Passing structured formatted data
Created by: slifty
The Use Case
We rely on CSVs for passing data into torque. This makes plenty of sense, but it also limits the amount of (basic) formatting that can be assigned to that data. For instance, if a diligence report involves bulleted lists, or bolded / emphasized text within a given sentence.
There is an additional issue that some of the diligence / followup documents have lots of different sections, and asking folks to paste text into csvs feels a bit clunky (since spreadsheets aren't really intended for long form multi-paragraph text blocks).

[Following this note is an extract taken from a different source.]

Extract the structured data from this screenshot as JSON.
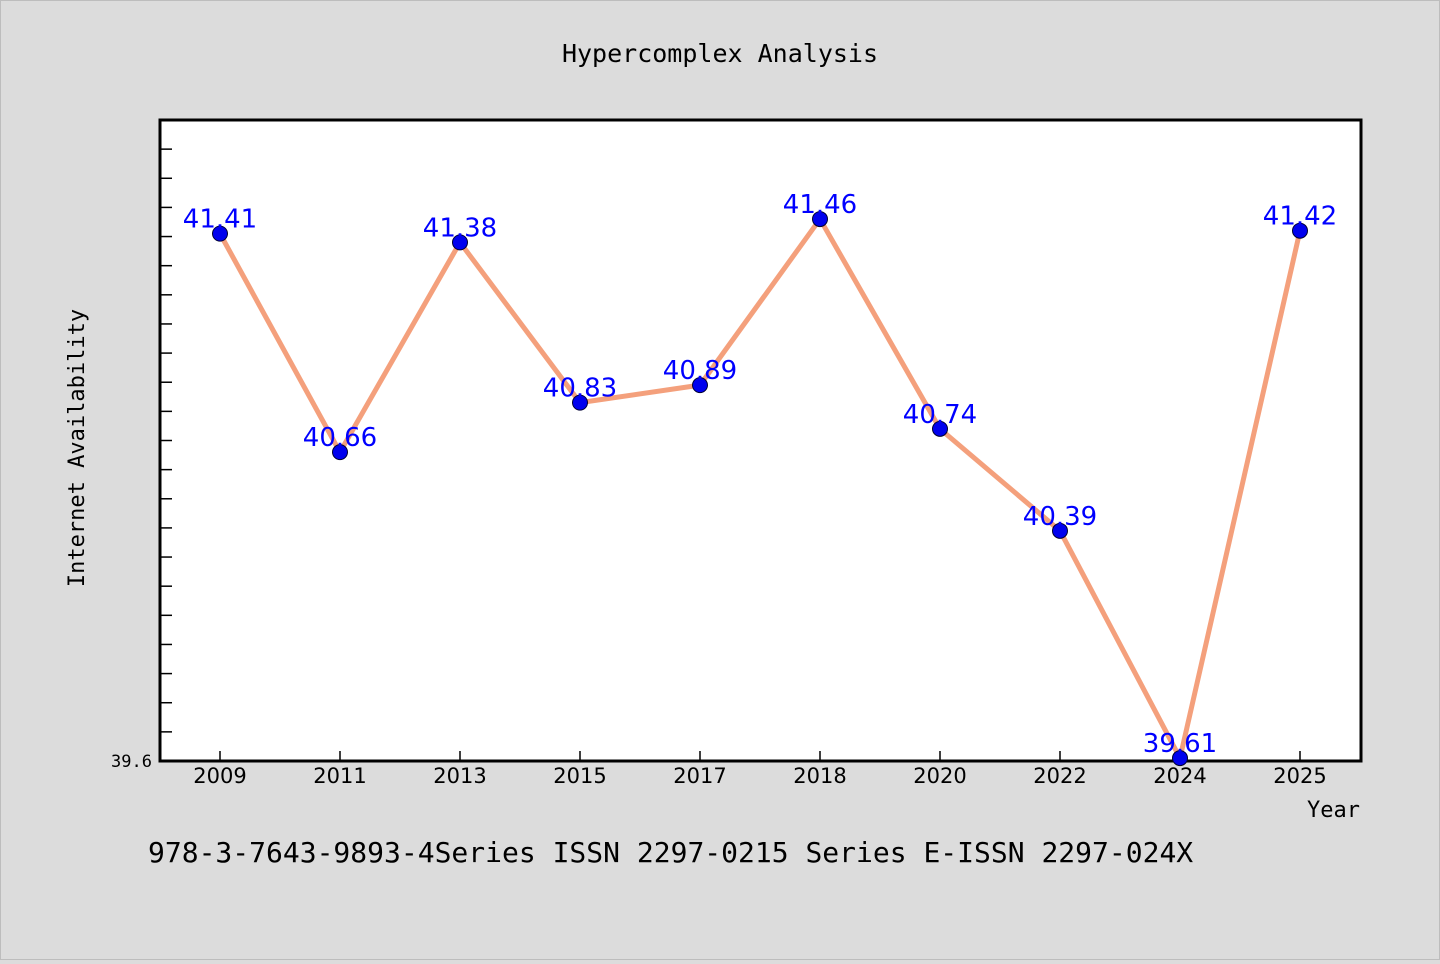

The non-engineered solution to this involved taking PDF / Word documents, using ghostscript and pandoc to extract text, and manually inserting the data into the system. This was a fraught process (but resulted in a deeper understanding of the data which is always nice).
An Engineered Solution
What I'm working on now is just a first draft at an engineered solution. We'll iterate over time I'm sure.
-
I've created very simple word templates which leverage the
header
word formatting types to demark various sections and subsections. -
PDF and other long form data is inserted into these word "templates" manually and provided to OTS.
-
As part of ETL, I use pandoc to convert them to plain text (markdown or wikimedia).
-
Remove any random HTML that got inserted (sometimes indentation causes trouble)
-
Do some basic string replacement to convert the document to archieML format. Thus each section becomes semantically accessible.
-
Convert that structured object into the CSV torque expects.
At that point, it's all just Torque data like anything else.